Si une banque à une gestion stricte de ses risques, elles empêche ses traders d'agir de façon risquée et de mettre l'institution financière elle-même en danger. Elle a intérêt à se protéger elle-même.

Mathieu Mucherie : De grandes quantités d'actifs sont gérées et il y a des règles à respecter de même que la plupart des investisseurs institutionnels exercent un métier très contrôlé, régulé et surveillé. S'il existe une partie de la finance qui exerce des activités offshore, comme les hedges funds par exemple, ils n'ont posé aucun soucis pendant la crise.
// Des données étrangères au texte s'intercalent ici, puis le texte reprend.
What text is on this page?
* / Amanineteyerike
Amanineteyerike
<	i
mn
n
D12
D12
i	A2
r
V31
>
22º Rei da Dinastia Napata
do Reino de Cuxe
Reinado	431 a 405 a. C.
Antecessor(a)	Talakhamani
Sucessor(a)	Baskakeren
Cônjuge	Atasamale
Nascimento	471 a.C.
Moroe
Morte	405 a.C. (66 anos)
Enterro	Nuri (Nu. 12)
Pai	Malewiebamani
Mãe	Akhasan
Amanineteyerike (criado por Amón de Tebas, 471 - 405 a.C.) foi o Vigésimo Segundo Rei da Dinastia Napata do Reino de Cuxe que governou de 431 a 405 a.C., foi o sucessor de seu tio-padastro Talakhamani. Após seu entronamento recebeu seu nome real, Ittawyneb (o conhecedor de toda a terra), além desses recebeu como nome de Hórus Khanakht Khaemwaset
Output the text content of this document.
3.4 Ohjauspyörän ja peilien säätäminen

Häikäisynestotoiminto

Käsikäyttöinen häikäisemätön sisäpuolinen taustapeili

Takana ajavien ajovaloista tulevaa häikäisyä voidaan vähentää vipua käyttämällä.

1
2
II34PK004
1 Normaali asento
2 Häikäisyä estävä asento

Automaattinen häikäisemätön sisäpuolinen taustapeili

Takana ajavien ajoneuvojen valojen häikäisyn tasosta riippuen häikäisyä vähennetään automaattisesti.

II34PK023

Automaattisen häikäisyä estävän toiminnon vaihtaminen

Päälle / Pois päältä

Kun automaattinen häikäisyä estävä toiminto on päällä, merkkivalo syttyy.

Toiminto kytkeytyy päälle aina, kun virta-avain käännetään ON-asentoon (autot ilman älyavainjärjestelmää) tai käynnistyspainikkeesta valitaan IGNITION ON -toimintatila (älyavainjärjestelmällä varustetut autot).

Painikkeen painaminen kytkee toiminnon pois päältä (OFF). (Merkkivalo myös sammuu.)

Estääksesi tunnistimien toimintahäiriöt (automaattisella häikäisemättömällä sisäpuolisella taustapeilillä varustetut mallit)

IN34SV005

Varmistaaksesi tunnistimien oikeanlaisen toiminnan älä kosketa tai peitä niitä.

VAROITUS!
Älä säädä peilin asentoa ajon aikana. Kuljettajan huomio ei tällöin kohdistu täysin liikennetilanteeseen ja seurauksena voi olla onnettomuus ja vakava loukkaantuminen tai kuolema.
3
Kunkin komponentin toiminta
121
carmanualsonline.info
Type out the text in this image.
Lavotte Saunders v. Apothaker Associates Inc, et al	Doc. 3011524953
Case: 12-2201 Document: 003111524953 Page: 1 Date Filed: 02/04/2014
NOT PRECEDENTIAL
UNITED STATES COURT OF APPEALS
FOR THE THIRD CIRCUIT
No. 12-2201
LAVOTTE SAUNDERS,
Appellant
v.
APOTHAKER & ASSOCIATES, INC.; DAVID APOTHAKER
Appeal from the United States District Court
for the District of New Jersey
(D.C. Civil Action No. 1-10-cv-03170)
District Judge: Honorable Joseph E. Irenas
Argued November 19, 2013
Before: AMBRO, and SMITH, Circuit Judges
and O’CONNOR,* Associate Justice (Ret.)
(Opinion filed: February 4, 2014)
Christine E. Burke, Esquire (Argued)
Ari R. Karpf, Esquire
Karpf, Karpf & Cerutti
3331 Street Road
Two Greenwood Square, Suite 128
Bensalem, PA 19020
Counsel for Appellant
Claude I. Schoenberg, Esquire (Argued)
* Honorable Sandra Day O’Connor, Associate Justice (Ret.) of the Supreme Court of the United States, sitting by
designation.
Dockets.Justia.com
Ils s'en sont même plutôt bien sortis et n'ont pas fait face à des problèmes similaires à ceux de LTCM en 1998.

Paradoxalement, les problèmes se sont avant tout manifestés dans les milieux assez régulés alors que les acteurs moins contrôlé se sont relativement bien portés. Certes il y a eu des abus, mais l'essentiel du problème est surtout monétaire.

Simone Wapler : Sur ce point, l'industrie financière n'est pas différente des autres secteurs. Tout le monde essaie de gagner de l'argent avec son activité. L'essentiel du problème provient avant tout du manque de véritable régulation, ce qui les conduit à édicter eux-mêmes leurs propres règles.

Résultat, des conseillers financiers sont encore aujourd'hui en train de vanter à leurs clients des crédits immobiliers à taux variables, ce qui va pousser l'emprunteur à l'insolvabilité lorsque les taux vont remonter. Ou bien, ils dirigent leurs clients vers des contrats d'assurance-vie en euro qui présentent déjà des rendements réels négatifs. Même dans les hauts niveaux de la finance, certains ne savent plus ce qu'ils font, de leur propre aveu. La titrisation a coupé tout lien direct entre prêteur et emprunteur et accorde une confiance aveugle à une modélisation des risques qui a prouvé son ineptie.

L'industrie financière anglo-saxonne parait-elle plus fraudeuse du fait des systèmes de contrôle, plus élaborés qu'en Europe, qui permettent de révéler ces affaires ? Ou les banques européennes et françaises sont-elles tout simplement plus "sages" ?

Pierre-Noël Giraud : L'industrie financière anglo-saxonne n'est pas plus désinvolte que leurs homologues européennes et française. Elle est simplement plus éclatée et spécialisée par fonctions. En effet, les banques sont davantage spécialisées sur un métier ou une branche particulière là où en France, des banques comme BNP Paribas, Société Générale ou Crédit Agricole exercent plusieurs activités à la fois : activités de dépôts et d'investissements.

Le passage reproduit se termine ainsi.